Teaching job for `Sir Tony'
07.08.2008

BEING addressed by the children as ``Sir Tony'' appeals to the new tutor at Coen State school in Cape York.
``They also call me Mr Tony, but being a monarchist, I like the Sir Tony,'' Opposition families and indigenous affairs spokesman Tony Abbott said yesterday.
Mr Abbott made the comments on his way to his holiday job as a volunteer literacy tutor for 35 students, most of whom are Aboriginal. ``I thought early in the year I had visited many indigenous communities many times, but had seldom stayed even for 24 hours,'' he said.
``I rang my mate Noel Pearson and told him I wanted to go to a community, stay a reasonable time, and do some productive work -- not just be a glorified tourist.
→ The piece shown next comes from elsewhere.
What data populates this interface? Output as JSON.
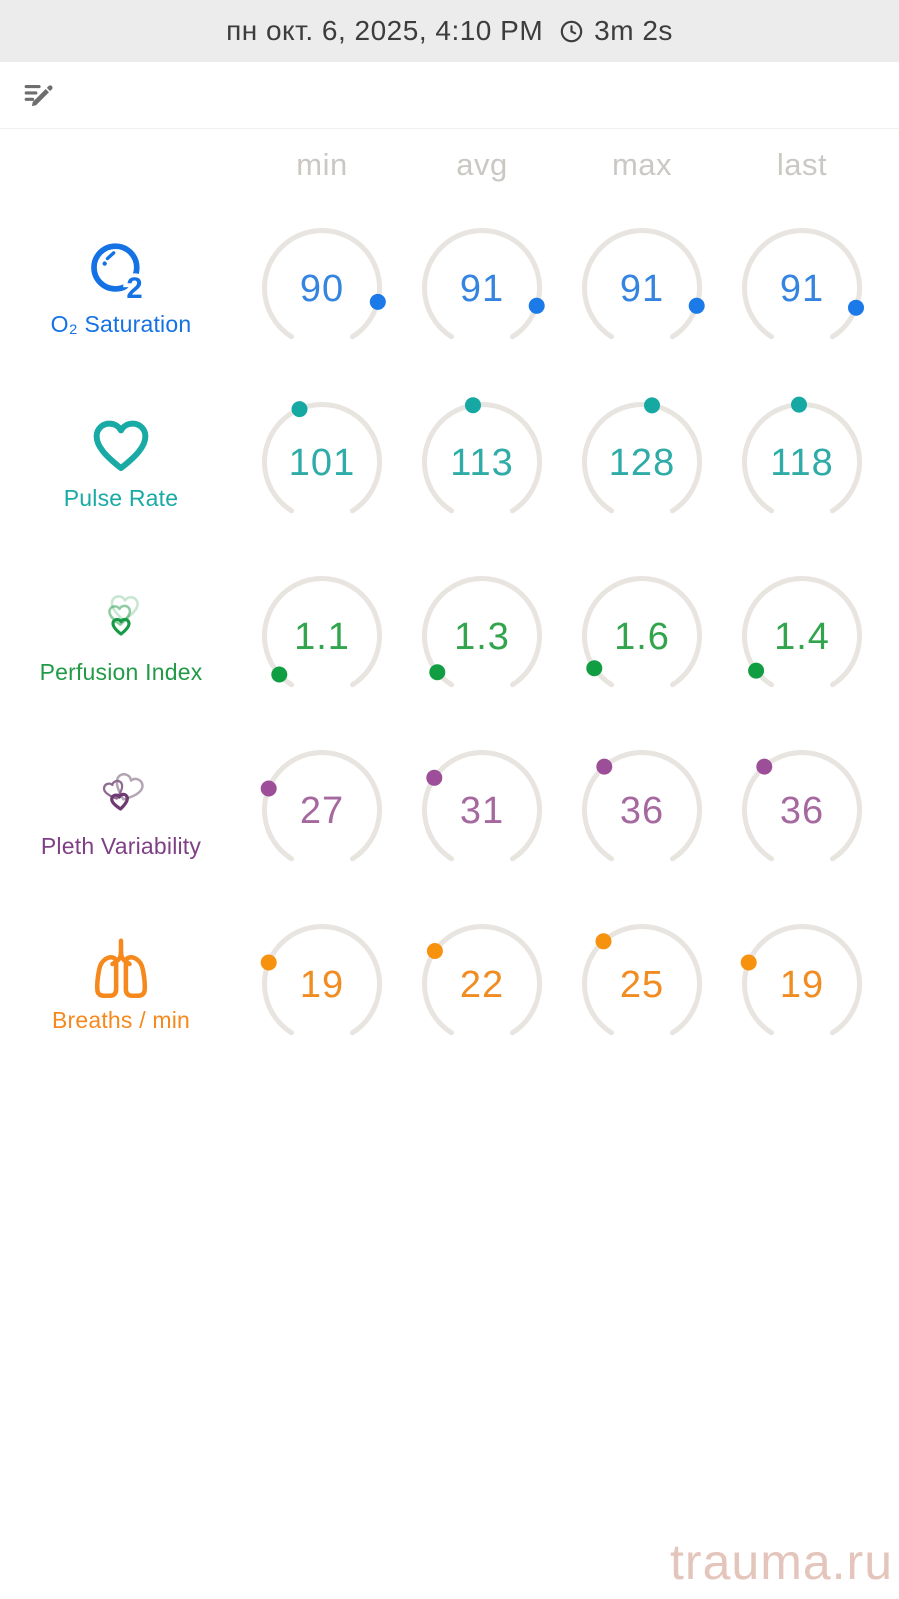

He said: `You can be the tutor in the local school at Coen.' So that's what I'm doing -- spending three weeks here as the remedial tutor.''
Mr Abbott is implementing a program called Multilit, which has been developed by Kevin Wheldall, head of the Australian Centre for Educational Studies at Macquarie University.
``It involves trying to get people to read by forming building blocks -- learning to construct words out of building block sounds,'' he said. ``It helps if you have one-on-one tuition.''
Mr Abbott said he was happy to spend the parliamentary break in Cape York while others were ``holidaying in Beijing'', and he was challenged by the willingness of the children to learn.
``It's another world,'' he said. ``If they're going to be able to function in the wider Australian society, they need to be able to read well. The ability to read opens the world up to us.''
Mr Abbott said there were three teachers and three teacher aides at the school, where, unlike in many Aboriginal communities, English is the first language.
``One of the old stockmen here has offered to take me fishing on Saturday and I might catch my first barramundi,'' he said.